1 | Course name | Functional Programming with F# |
2 | Course code | DVA229 |
3 | Occasion (academic year & period) | 2015/16, period 4 |
4 | Date of document establishment | 2016-08-19 |
5 | Responsible teacher | Björn Lisper |
5 | Examiner | Björn Lisper |
6 | Other teachers and assistants | Jean Malm, Jonas Skoog |
7 | Speed, day / evening | Half speed, day |
8 | Education programs involved | Primarily DVP, but it can also be elected by other students who have the prerequisites. |
9 | Number of registered students | 38 |
10 | Number of students following the course (but maybe not achieved much) | Estimated 29 (# of students who have any result at all, or attempted the written exam) |
11 | Number of passed students approximately one week after course ended | 16 (passed exam, lab, project) |
12 | Your opinion about the turnout | Better than last year, but not great. Maybe acceptable. However this year the result on the written exam was much better than previous years (79% passed, 23 out of 29). The bottleneck seems to be the project (16 passed). |
13. Describe shortly the planning of the course, and if you used any special pedagogical method used in course (all-over or single parts)
There are 16 lectures (covering theory as well as showing examples), four laborations, and one small project (estimated effective time one week/student) where the students are supposed to work in their own time.

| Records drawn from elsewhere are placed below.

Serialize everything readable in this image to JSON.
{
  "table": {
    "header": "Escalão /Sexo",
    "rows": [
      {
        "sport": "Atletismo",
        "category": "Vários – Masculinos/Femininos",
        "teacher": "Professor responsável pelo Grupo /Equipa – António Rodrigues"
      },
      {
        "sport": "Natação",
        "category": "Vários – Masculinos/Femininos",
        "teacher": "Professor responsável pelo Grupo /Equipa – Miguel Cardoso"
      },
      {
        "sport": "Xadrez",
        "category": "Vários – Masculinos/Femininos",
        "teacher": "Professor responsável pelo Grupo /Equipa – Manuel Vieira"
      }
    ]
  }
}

To give time to work with the project, the lectures and laborations are concentrated to the first six weeks of the teaching period in order to give free time for the project, and for preparations for the written exam, towards the end of the teaching period.
Pedagogically, I am a conservative old professor who believes in good lectures where important concepts are explained in a clear and pedagogical manner. The laborations are there to give hands-on experience, which is essential too. I also believe in own work with some freedom: thus, the project. Finally I believe that some individual examination, like a written exam, is indispensable for the quality control.
14. Did the students have the right prerequisites to this course?
I think that it has improved. Clearly it was a good thing to add the discrete math course to the prerequisites, I believe that the improvement in the result on the written exam to at least some degree can be attributed to this. However, despite this new prerequisite some students still seem to have a somewhat weak background in math, which then hurts their understanding of more abstract concepts.
15. The students' concluding opinions (course, classes, labs, project, examination etc.)
Some of this can be read out from the course evaluation. It was only answered by 7 students, so the statistical significance is low, but it is the feedback that we have. The students are really quite positive. With some single exception, all the free text comments are very positive. As for the grades, for some topics there are some 3's but there are no scores lower than that.
A problem (not unique for this course) is that the course evaluation probably was answered only by students who were interested in the topic, and thus will tend to give high marks and positive comments. There is probably a big body of more indifferent students out there who did not fill in the evaluation. Therefore it is hard to draw any firm conclusions from the results of the course evaluation.
16. Your opinion
I don't have much to say as regards the course evaluation. It's nice to read the positive comments, but as I have indicated above the results of the course evaluation have to be interpreted witha grain of salt. My own impression, however, is that the course has worked quite well this time.
17. Other comments
It is always fun to give this course.
18. Measures stated on previous action plan
19. Which of them are executed (and how)?
Labs 2 and 4 have indeed been adjusted. Also the order of lectures relative to Lab 3 was checked, and adjusted.
20. What has worked out well according to the students?
Most of the course, if the course evaluation is to be believed.
21. What has worked out well according to you?
I also think that most of the course has worked out well.
22. What has turned out be imperfect according to the students?
Not much. Some student thinks that the pace was too slow, and some student remarked that the home page for the course could be easier to bavigate.
23. What has not worked out well according to you?
I think that the part that deals with reactive functional programming (Lecture 13, Lab 4) needs some more work. It's a corner of the F# language where I'm not a specialist myself, so I would need to spend some time to refine my own understanding of the concepts before I can convey that understanding to the students.